Charge Differences By Mood And Anxiety Disorder Criteria
Table 3 presents mean charges for patients who did and did not meet DSM-III-R criteria for any mood or anxiety disorder according to the PRIME-MD. Again, a trend of diminishing charges over time was seen for all patients. For each period studied, patients who met criteria for either a mood or anxiety disorder had nearly twice the charges of patients who did not meet criteria for these disorders. Significant differences were seen between groups for each period.

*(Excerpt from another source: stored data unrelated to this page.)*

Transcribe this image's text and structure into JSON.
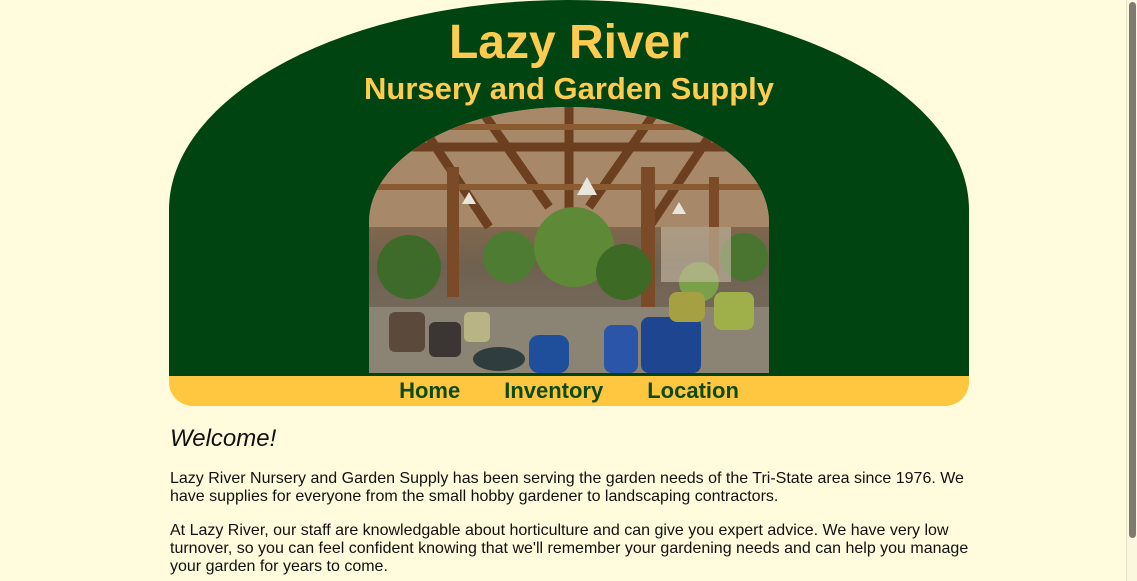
{
  "header": {
    "title": "Lazy River",
    "subtitle": "Nursery and Garden Supply"
  },
  "nav": {
    "items": [
      "Home",
      "Inventory",
      "Location"
    ]
  },
  "content": {
    "heading": "Welcome!",
    "paragraphs": [
      "Lazy River Nursery and Garden Supply has been serving the garden needs of the Tri-State area since 1976. We have supplies for everyone from the small hobby gardener to landscaping contractors.",
      "At Lazy River, our staff are knowledgable about horticulture and can give you expert advice. We have very low turnover, so you can feel confident knowing that we'll remember your gardening needs and can help you manage your garden for years to come."
    ]
  },
  "colors": {
    "header_green": "#004411",
    "title_gold": "#ffcc4f",
    "nav_gold": "#ffc63f",
    "background": "#fffbdc"
  }
}
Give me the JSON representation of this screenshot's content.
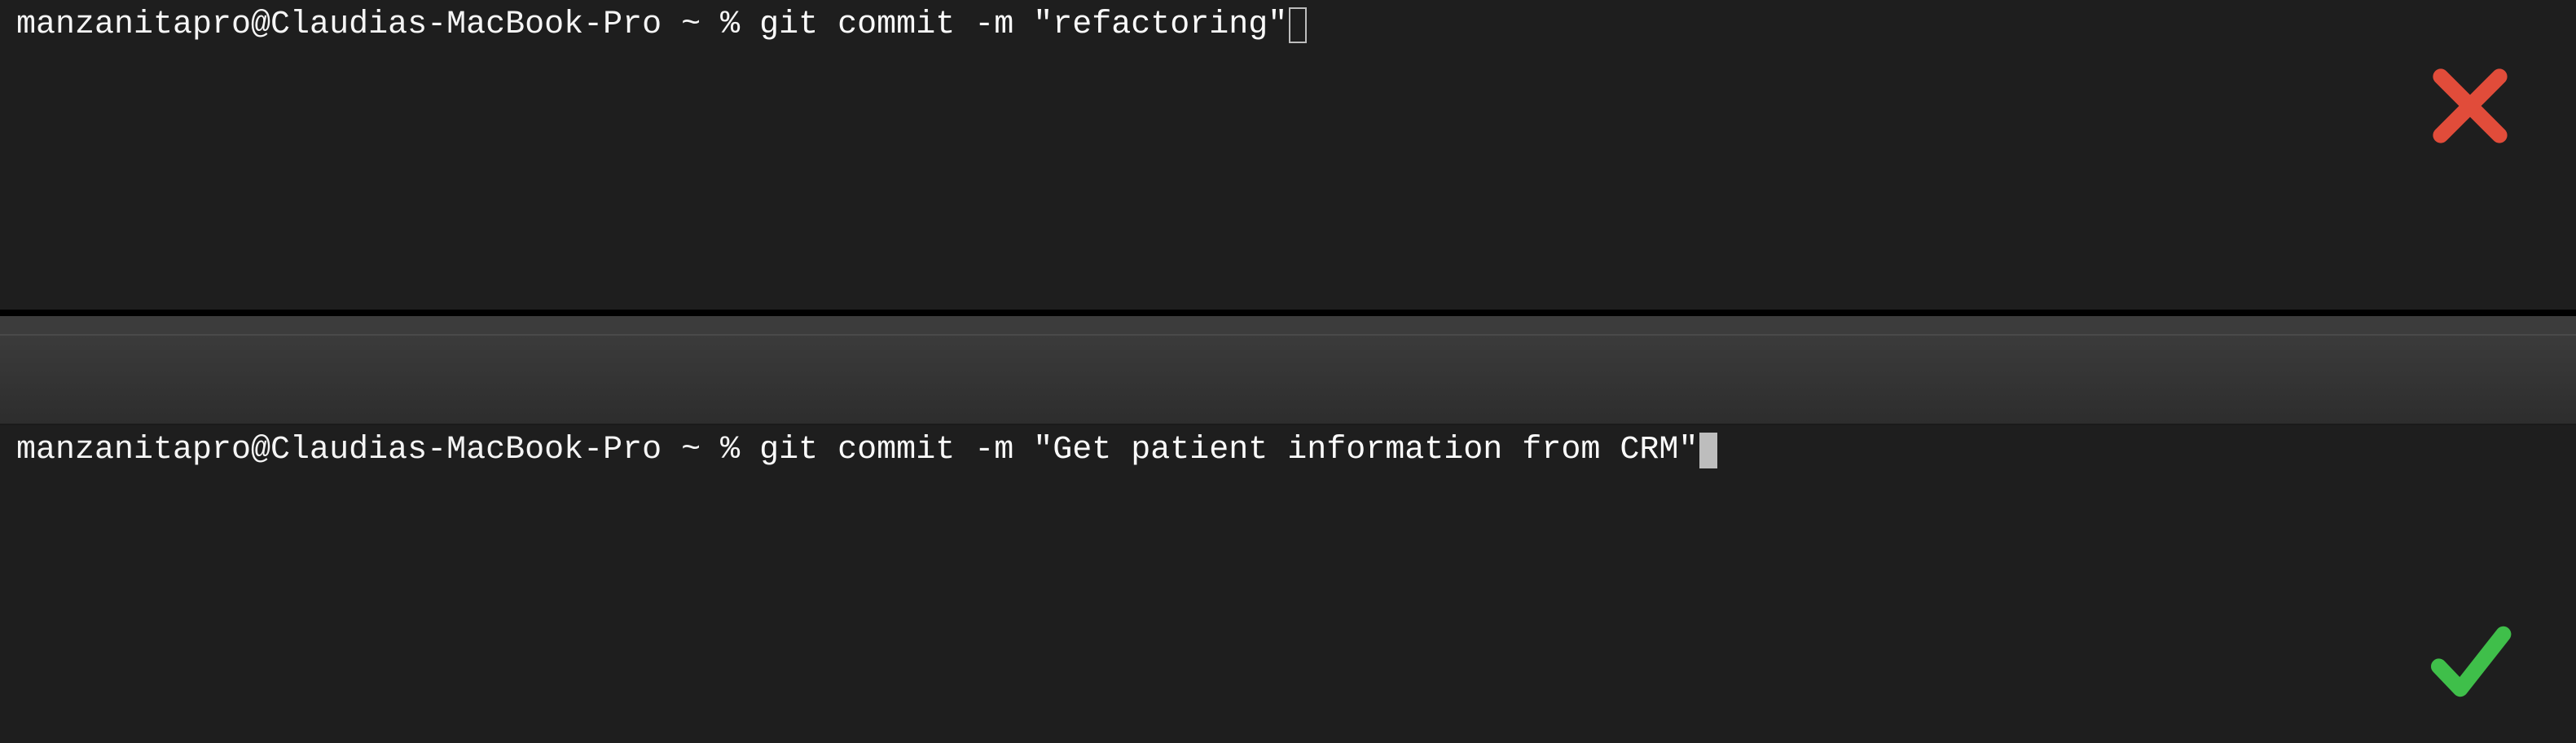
{
  "top": {
    "prompt": "manzanitapro@Claudias-MacBook-Pro ~ % ",
    "command": "git commit -m \"refactoring\"",
    "mark": "cross"
  },
  "bottom": {
    "prompt": "manzanitapro@Claudias-MacBook-Pro ~ % ",
    "command": "git commit -m \"Get patient information from CRM\"",
    "mark": "check"
  },
  "colors": {
    "cross": "#e14c3a",
    "check": "#3fbf4a"
  }
}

Mood Or Anxiety Disorder And Symptom Severity
No significant interactions were seen between the presence of a clinically diagnosed mood or anxiety disorder and symptom severity with respect to our charge data when examined using analysis of covariance procedures. This lack of interaction persisted across all periods for which we obtained charge data. Again this lends support to the idea that mood and anxiety symptom severity operates independently from the presence of a diagnosed disorder.
Regression Analyses
The results of stepwise multiple regression analyses are seen in Table 4. Medical comorbidity and income entered each regression model. Age was a significant factor influencing charges in 3 of the 5 periods. The influence of symptom severity on utilization showed decreasing levels of significance over time. The variable that tracked the presence of a mood or anxiety disorder entered the regression models for only the 2 periods encompassing the first 6 months after the index visit. This indicates that whether a subject met DSM-III-R criteria did not significantly influence utilization beyond the 6 months immediately following the index visit. The variance in total charges explained by each model was consistently approximately 8% to 11%, except for the initial period, where the model explained 15% of the charge variance. Regression diagnostics confirmed that the independent variables were not collinear.

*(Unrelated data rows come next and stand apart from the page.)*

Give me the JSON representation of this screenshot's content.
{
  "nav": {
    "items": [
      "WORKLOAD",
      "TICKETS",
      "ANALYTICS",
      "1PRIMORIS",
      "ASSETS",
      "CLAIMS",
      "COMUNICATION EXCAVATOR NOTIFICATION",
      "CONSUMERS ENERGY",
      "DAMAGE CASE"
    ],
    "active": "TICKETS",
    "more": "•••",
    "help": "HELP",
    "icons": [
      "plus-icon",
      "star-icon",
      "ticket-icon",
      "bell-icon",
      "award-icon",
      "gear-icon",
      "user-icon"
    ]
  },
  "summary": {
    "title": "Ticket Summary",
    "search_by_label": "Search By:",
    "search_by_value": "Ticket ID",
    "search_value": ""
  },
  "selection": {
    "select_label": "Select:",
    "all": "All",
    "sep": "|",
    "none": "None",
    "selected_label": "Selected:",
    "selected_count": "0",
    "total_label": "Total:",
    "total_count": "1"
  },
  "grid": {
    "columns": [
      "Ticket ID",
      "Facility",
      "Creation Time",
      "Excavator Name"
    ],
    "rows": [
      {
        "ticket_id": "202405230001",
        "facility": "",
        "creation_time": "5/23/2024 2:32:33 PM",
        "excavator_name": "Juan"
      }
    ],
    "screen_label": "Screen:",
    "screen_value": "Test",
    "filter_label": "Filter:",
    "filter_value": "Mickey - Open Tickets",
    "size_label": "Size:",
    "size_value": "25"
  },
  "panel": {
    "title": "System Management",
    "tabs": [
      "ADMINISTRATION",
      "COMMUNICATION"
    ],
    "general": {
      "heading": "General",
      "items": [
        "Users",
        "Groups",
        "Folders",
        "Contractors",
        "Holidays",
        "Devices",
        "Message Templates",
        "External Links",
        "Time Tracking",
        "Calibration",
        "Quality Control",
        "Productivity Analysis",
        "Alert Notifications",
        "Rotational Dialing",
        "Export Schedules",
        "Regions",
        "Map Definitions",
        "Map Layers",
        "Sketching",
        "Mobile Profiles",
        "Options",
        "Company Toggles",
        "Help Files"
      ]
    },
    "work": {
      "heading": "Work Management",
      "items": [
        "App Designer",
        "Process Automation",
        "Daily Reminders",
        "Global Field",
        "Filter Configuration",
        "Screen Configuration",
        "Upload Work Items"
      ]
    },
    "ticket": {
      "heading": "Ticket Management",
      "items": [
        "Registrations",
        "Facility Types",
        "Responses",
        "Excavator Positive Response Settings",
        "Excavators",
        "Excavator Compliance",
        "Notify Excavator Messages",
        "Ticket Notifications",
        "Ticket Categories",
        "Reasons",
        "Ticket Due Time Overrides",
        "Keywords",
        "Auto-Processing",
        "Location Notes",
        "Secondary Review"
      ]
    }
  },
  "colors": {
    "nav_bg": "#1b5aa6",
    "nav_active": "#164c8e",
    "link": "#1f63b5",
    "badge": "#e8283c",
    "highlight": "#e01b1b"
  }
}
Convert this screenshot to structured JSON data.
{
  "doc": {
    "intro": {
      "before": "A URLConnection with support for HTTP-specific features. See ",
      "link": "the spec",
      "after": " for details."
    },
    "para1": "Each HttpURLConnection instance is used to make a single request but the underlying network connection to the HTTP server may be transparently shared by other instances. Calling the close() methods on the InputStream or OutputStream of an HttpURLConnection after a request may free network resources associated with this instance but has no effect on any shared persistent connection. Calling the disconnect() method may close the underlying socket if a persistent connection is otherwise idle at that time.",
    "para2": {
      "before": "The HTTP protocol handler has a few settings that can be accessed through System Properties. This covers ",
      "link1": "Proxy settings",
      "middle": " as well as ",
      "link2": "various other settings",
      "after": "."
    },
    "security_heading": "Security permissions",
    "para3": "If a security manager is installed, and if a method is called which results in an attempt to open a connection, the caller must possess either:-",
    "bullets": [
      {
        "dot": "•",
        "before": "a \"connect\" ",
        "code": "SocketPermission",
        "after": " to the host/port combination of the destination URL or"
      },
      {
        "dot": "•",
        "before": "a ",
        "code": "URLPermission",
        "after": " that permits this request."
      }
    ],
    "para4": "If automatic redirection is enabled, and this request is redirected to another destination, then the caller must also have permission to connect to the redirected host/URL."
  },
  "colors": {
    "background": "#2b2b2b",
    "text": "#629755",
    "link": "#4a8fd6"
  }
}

Adjustment Of Mean Charges For Significant Covariates
Table 5 displays mean charges across symptom severity groups after adjusting for covariates that entered our regression models. While the magnitude of charges was reduced somewhat compared with the unadjusted values, the relative charge differences between symptom severity groups were nearly the same as in the unadjusted means. As expected, significant differences existed in the mean charges between severity groups for all periods, except the 6 to 9 months after the index visit. There was an almost fourfold reduction in the mean charges for the high-severity group over the entire study period; however, even at 9 to 12 months, patients in this group showed an average of 2 times the charges of those in the low-severity group.
Discussion
In this study we sought to expand our initial study of differences between patients with varying levels of mood and anxiety symptoms by examining differences in health care utilization. We also sought to determine whether any utilization differences would persist over time. Because of the availability of charge data in the UTMB health system, we used charge data as a surrogate measure for health care utilization.
Limitations
Our study has limitations that should be understood before we address potential implications. The findings are limited by being a retrospective secondary analysis of data. Our original study was not specifically designed to address the questions we have raised here. Also, the subjects were recruited from a single primary care site, which may limit the generalizability of the results. However, the high quality of the initial sampling and our ability to adjust for potential sociodemographic and medical confounders may balance these limitations.
Total charges from a single system were used as an indirect measure of health care utilization. Although it is possible that patients may have accessed health care outside of the UTMB system during the study period, our setting of Galveston Island represents a relatively closed health care environment, with UTMB being the dominant care provider. One confirmation of this fact is the 14.3% rate of attrition from our sample. While this rate may seem high, it should be remembered that our study was purely observational, with no direct contact between the investigators and subjects after the initial index visit. We were unable to obtain information on third-party payers from our billing data. We could not therefore adjust for potential variations in charges based on these differences.
A final limitation stems from the initial sampling design, which enrolled subjects who were presenting for health care and measured their symptom severity at a single point. The relative impact of mental health symptom severity on utilization in our study may be different from that of subjects who were not actively presenting for care. But our sampling design, which enrolled only patients with prior appointments for nonurgent care, and our adjustment for medical comorbidity should have helped alleviate this issue. However, it is very likely that the progressive decrease seen in both the charges and in the ability of our regression models to explain charge variances is due to this limitation. In future studies, measuring mental health symptom severity at multiple points over time might provide a way of understanding the relationship of our findings to patients presenting for medical care.